To map and understand degradation of art objects, researchers sometimes have to zoom in down to the square micrometer. A new infrared technique provides even more detail.

For almost five centuries, the colored statues of saints have been in Mechelen among all kind of relics and other objects in a richly decorated, paradisiacal garden, which can be closed with painted panels. In the 16th century, the Augustinian nuns made these retable cabinets, known as ‘Enclosed Gardens’. A unique religious art form for which the sisters used a variety of materials such as metal, glass, bone, coral and amber. Many of these parts suffered from material decay over the centuries, but the brass elements in particular, in the form of sequins and threads, seemed to have stood the test of time surprisingly well. It was therefore remarkable that some sequins and wires did show obvious corrosion.

As part of a larger research project on the manufacture and preservation of the Enclosed Gardens, chemist Andrea Marchetti, a researcher at the University of Antwerp’s A-Sense Lab, looked into this problem with his colleagues. ‘The Enclosed Gardens, located in the nuns monastic cells, have always been in the same indoor climate. Yet, there was a difference in the state of conservation‘, Marchetti says. ‘We then started looking at the microenvironment. We had a suspicion that the possible cause was the contact between the metal parts and glass that was visually degraded. The glass would then have caused the corrosion of the metal.’ To find evidence for their hypothesis, the team, led by professor Karolien De Wael, used Optical Photothermal Infrared (O-PTIR), an analysis technique that had previously hardly been applied to cultural heritage. The results were recently published in the journal Science Advances.

Unequal distribution

Artworks are not laboratory samples, with an ideal distribution of molecules and elements. These ‘art molecules’ are unevenly distributed throughout the object, down to the very smallest scale. With somewhat coarser analysis techniques, there is a risk of researchers overlooking a crucial piece of information.
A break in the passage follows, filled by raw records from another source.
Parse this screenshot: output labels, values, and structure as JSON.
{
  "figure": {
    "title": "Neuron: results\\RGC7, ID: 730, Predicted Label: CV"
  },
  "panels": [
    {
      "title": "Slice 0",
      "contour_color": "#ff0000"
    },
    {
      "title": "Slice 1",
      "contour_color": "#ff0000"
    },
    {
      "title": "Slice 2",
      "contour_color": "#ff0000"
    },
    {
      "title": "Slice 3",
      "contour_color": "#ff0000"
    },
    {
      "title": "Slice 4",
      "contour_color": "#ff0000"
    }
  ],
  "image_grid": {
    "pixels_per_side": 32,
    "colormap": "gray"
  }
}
Three-dimensional objects in particular pose a huge challenge for most techniques. ‘O-PTIR offers huge advantages in this respect’, Marchetti says. ‘Firstly, you hardly need to prepare the objects you want to examine and, if the object fits in the chamber of the instrument, you do not need to extract material for analysis. For many other techniques this is the case. Moreover, for objects like glass beads, you would never be able to get good cross-sections, therefore they cannot really be examined that way.’

‘You can map the degradation inside individual wood cells’

Many traditional infrared techniques have a maximum accuracy of twenty to thirty micrometers. However, by adding a second, visible laser to the laser carrying the infrared signal, the intricacy of analysis increases enormously, even up to areas of half a micrometer. ‘In another study, we compared O-PTIR’s capabilities with those of infrared analysis in a synchrotron, a particle accelerator’, Michael says. ‘It seems we could distinguish certain chemical core features with O-PTIR that were less visible with the synchrotron signal. We were thus able to identify pigments that we would otherwise have missed.’

Unstable glass

The analysis fulfilled the expectations: on both the sampled glass beads and metal elements, they found basic copper formate. ‘This is a really reliable marker’, Marchetti explains. ‘We know from extensive studies performed on this phenomenon that this specific chemical compound only arises due to contact between degraded glass and metal. Chemically unstable glass, in the moist environment of the monastery, is therefore almost certainly the cause of deterioration of the metal parts.’ Based on their findings, the conservation of the Gardens in the museum have since been further improved.

Marchetti is thrilled about the possibilities offered by O-PTIR. ‘You can, for example, investigate the interaction between ink and paper at the edges of letters in manuscripts or on papyri without taking samples. And you can map degradation inside individual wood cells.’ One limitation is the size of the room in which the examined objects are placed, but that might improve in the future. An entire painting might not fit, but other than that, with this technique ‘the sky is the limit’, Marchetti says.

This research was funded by Belspo ArtGarden project ‘Art Technical Research and Preservation of Historical Mixed-Media Ensembles: ‘Enclosed Gardens‘ and the University of Antwerp.